Unemployment rose by half a percentage point during the month of February, Gallup reports.
Gallup finds U.S. unemployment, as measured without seasonal adjustment, to be 9.1% in February, based on almost 30,000 interviews with a random sample of Americans. When Gallup applies the 0.5-percentage-point seasonal adjustment that the government applied to its unadjusted data for February last year, it produces an adjusted unemployment rate for February 2012 of 8.6% -- a substantial increase from the 8.3% adjusted rate the government reported for January…
Gallup reported an unadjusted rate of 8.6% for January 2012 and the government reported an unadjusted rate of 8.8%. Gallup’s and the government's unadjusted results also tracked closely in January 2011 (9.9% versus 9.8%, respectively) and January 2010 (10.9% compared with 10.6%)…

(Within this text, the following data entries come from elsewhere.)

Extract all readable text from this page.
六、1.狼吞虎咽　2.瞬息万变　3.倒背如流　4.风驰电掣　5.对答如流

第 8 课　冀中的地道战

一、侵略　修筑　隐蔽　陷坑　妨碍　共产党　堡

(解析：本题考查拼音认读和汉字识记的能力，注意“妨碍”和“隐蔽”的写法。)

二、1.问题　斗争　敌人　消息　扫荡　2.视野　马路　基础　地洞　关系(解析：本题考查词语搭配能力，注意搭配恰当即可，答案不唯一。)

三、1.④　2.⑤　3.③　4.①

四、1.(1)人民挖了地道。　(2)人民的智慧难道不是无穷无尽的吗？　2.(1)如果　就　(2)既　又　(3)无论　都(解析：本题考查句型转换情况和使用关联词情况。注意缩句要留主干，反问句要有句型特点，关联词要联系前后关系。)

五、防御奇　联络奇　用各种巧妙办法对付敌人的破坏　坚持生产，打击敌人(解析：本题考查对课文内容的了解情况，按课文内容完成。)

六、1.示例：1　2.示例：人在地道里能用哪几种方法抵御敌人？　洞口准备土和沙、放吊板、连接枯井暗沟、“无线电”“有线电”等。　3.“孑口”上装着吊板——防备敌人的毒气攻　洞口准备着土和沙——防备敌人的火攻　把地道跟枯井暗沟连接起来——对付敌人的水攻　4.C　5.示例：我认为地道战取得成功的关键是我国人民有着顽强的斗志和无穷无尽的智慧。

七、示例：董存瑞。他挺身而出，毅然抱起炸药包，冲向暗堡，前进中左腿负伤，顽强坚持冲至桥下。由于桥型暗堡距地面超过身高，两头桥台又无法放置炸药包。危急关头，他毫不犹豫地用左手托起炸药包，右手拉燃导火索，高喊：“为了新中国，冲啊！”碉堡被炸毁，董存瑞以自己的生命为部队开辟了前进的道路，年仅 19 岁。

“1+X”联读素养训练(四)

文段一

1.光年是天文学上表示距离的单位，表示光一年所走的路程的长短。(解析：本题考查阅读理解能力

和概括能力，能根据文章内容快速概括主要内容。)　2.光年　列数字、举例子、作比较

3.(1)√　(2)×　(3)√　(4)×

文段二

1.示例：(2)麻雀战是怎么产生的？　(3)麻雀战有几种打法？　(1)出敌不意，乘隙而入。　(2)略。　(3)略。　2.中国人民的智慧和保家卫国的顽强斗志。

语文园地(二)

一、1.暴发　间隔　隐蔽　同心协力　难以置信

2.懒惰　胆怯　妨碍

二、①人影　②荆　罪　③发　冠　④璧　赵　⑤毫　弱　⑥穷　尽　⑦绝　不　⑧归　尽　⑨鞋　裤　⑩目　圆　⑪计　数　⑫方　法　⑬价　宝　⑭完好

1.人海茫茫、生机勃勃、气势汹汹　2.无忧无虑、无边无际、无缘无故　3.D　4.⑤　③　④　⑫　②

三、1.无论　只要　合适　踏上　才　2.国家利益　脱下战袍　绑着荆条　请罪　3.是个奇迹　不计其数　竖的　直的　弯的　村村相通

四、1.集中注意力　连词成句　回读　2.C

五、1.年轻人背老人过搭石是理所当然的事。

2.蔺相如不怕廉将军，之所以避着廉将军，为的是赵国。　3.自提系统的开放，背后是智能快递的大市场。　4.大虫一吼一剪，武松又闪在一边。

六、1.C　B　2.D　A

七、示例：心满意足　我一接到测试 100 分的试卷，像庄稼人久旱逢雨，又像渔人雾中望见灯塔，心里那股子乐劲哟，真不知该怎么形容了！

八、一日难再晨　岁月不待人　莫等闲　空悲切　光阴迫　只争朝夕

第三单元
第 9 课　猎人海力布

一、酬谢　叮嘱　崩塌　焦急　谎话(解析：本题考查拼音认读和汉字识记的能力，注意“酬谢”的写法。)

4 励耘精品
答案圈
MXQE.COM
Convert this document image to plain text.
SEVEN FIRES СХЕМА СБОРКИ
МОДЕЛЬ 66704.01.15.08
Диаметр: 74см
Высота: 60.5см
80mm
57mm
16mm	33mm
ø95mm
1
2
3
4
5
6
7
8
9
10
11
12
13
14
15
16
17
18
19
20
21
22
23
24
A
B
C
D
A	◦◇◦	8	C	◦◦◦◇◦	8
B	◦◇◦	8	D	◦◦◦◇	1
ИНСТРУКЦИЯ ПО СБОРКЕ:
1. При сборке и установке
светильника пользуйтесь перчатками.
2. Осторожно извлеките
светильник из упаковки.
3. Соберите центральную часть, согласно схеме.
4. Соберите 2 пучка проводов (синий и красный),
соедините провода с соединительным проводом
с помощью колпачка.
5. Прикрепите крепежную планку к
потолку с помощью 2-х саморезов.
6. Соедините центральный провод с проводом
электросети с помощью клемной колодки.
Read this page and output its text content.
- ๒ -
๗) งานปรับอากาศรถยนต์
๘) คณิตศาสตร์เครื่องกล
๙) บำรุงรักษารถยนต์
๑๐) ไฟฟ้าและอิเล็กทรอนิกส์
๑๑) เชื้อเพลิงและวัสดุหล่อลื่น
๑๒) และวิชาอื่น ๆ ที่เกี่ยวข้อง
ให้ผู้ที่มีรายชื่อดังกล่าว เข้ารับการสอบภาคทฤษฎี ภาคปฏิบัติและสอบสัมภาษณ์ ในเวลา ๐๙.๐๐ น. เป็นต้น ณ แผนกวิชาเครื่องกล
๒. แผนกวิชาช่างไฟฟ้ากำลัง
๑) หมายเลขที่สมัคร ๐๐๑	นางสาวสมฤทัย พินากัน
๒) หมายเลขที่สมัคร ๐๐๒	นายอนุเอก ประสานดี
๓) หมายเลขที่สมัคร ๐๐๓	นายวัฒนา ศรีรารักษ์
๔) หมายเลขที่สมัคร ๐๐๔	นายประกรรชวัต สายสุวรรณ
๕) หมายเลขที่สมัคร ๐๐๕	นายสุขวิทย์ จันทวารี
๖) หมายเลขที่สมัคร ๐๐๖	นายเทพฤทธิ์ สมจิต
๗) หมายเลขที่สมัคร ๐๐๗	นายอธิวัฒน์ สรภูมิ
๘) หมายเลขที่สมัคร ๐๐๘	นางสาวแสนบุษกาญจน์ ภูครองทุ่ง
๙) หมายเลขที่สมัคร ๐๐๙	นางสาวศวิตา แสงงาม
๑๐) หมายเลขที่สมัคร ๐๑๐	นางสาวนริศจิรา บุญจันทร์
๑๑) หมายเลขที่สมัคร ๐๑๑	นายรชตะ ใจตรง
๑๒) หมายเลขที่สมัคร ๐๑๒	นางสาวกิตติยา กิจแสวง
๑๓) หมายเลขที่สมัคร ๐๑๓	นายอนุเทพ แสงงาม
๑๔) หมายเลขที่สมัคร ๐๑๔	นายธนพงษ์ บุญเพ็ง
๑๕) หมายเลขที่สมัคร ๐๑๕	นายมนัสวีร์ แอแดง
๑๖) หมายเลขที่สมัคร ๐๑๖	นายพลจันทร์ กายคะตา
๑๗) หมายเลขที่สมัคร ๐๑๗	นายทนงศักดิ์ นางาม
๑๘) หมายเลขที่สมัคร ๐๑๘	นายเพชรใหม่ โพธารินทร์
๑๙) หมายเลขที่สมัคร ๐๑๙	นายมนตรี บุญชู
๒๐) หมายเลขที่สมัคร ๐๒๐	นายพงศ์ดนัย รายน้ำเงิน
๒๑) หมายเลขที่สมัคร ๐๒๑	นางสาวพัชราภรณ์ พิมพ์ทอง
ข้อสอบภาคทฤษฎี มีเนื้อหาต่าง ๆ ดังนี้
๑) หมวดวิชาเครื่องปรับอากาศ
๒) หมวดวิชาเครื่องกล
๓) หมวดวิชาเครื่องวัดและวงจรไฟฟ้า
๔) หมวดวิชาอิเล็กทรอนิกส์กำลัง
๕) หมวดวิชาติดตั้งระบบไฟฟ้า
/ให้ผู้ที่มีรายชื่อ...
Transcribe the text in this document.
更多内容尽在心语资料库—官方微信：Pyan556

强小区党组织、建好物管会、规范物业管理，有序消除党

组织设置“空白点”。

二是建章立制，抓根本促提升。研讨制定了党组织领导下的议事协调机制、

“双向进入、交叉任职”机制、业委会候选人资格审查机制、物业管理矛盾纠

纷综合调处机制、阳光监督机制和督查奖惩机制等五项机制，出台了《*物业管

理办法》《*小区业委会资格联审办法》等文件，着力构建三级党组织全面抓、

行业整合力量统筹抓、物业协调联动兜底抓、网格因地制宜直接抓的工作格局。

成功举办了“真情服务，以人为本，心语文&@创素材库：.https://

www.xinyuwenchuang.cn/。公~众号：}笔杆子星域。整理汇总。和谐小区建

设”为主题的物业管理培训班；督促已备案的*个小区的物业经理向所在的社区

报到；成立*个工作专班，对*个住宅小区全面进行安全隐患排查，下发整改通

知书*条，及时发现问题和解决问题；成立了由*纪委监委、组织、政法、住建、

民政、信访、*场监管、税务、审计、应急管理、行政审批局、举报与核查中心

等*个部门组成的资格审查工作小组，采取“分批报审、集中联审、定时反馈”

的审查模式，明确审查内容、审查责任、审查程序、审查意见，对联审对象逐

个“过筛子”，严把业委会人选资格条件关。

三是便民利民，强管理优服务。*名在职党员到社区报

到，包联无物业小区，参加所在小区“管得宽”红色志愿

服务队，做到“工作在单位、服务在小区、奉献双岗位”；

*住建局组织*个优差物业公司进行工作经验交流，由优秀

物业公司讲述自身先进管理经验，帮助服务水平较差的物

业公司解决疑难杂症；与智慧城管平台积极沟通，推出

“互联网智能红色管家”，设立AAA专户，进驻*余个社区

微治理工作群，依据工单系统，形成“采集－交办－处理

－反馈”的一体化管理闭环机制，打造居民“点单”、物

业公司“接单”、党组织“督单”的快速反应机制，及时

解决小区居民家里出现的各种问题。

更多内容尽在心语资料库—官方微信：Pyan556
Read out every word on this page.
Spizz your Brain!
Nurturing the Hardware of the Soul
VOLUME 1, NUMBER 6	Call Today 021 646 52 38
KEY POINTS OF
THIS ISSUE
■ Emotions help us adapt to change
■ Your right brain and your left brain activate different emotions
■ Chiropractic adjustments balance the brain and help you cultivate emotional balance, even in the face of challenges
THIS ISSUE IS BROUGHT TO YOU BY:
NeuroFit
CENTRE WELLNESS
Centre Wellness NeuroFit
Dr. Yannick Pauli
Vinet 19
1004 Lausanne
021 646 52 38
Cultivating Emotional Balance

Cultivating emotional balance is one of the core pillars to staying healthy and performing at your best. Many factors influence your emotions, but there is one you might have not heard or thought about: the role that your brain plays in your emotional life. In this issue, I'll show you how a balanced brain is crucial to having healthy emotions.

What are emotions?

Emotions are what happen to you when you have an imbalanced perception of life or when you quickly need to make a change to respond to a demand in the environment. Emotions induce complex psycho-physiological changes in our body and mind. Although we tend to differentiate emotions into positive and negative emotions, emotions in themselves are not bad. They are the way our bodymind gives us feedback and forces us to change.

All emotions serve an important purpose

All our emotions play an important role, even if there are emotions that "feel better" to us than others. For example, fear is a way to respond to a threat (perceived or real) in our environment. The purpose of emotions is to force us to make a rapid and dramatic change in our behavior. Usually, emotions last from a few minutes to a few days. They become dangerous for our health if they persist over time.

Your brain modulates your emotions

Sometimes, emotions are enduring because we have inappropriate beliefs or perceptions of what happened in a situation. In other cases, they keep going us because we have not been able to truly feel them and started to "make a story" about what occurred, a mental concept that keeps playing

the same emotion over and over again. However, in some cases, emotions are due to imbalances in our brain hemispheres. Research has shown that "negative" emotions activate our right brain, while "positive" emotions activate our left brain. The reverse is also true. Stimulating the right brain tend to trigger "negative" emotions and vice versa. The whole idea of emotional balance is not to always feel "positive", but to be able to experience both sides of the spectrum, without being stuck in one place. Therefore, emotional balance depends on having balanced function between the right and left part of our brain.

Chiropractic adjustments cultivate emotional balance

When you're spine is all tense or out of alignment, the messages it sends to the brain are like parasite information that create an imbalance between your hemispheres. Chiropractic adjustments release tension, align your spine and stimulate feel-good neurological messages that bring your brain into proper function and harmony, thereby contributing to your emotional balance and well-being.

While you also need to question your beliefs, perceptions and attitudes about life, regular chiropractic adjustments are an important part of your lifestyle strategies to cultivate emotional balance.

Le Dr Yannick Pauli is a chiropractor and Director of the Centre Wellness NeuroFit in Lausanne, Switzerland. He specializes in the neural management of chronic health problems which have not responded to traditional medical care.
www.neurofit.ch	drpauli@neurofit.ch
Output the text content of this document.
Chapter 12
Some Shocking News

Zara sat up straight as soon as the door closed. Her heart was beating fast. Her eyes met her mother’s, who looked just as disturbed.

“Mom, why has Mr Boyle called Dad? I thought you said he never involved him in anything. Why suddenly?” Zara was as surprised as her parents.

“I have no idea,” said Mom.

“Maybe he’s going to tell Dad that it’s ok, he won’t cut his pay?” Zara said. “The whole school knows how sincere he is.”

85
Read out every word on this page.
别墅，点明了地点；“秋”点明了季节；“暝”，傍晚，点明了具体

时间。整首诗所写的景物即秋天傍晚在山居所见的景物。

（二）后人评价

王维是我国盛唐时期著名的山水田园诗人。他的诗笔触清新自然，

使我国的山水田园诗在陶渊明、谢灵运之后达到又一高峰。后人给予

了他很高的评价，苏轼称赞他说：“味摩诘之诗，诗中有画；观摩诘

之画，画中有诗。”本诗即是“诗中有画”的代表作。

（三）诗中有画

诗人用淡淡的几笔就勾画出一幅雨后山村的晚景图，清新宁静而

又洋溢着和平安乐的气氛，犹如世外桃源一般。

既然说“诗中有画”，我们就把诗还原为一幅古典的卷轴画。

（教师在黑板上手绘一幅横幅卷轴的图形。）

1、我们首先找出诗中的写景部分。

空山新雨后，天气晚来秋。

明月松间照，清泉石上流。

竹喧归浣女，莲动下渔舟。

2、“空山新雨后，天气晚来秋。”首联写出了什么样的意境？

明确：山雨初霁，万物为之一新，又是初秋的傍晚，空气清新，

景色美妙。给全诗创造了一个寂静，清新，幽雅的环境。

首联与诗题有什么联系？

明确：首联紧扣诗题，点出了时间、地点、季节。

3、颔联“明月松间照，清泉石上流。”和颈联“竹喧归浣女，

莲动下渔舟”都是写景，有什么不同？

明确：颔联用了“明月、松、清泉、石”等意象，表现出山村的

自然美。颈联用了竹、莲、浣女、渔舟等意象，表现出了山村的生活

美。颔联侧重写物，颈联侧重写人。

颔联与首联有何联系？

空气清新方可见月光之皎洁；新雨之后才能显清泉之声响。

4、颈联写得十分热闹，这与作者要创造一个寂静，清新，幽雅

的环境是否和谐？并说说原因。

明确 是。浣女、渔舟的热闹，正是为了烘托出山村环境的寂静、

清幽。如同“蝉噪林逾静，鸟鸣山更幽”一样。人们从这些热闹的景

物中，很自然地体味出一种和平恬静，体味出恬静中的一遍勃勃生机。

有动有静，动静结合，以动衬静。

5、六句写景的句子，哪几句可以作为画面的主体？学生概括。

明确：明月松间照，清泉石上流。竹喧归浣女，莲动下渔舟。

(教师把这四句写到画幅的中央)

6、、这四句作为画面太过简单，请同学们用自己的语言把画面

If we assume the government’s unadjusted unemployment rate experienced a similar 0.5-point increase, it would rise to 9.3% in February from January’s 8.8%. Applying the 0.5-point seasonal adjustment (based on the government’s February 2011 adjustment) to the February 2012 unadjusted rate (9.3%) would result in an increase in the U.S. seasonally adjusted unemployment rate to 8.8% in February 2012 from January’s 8.3%.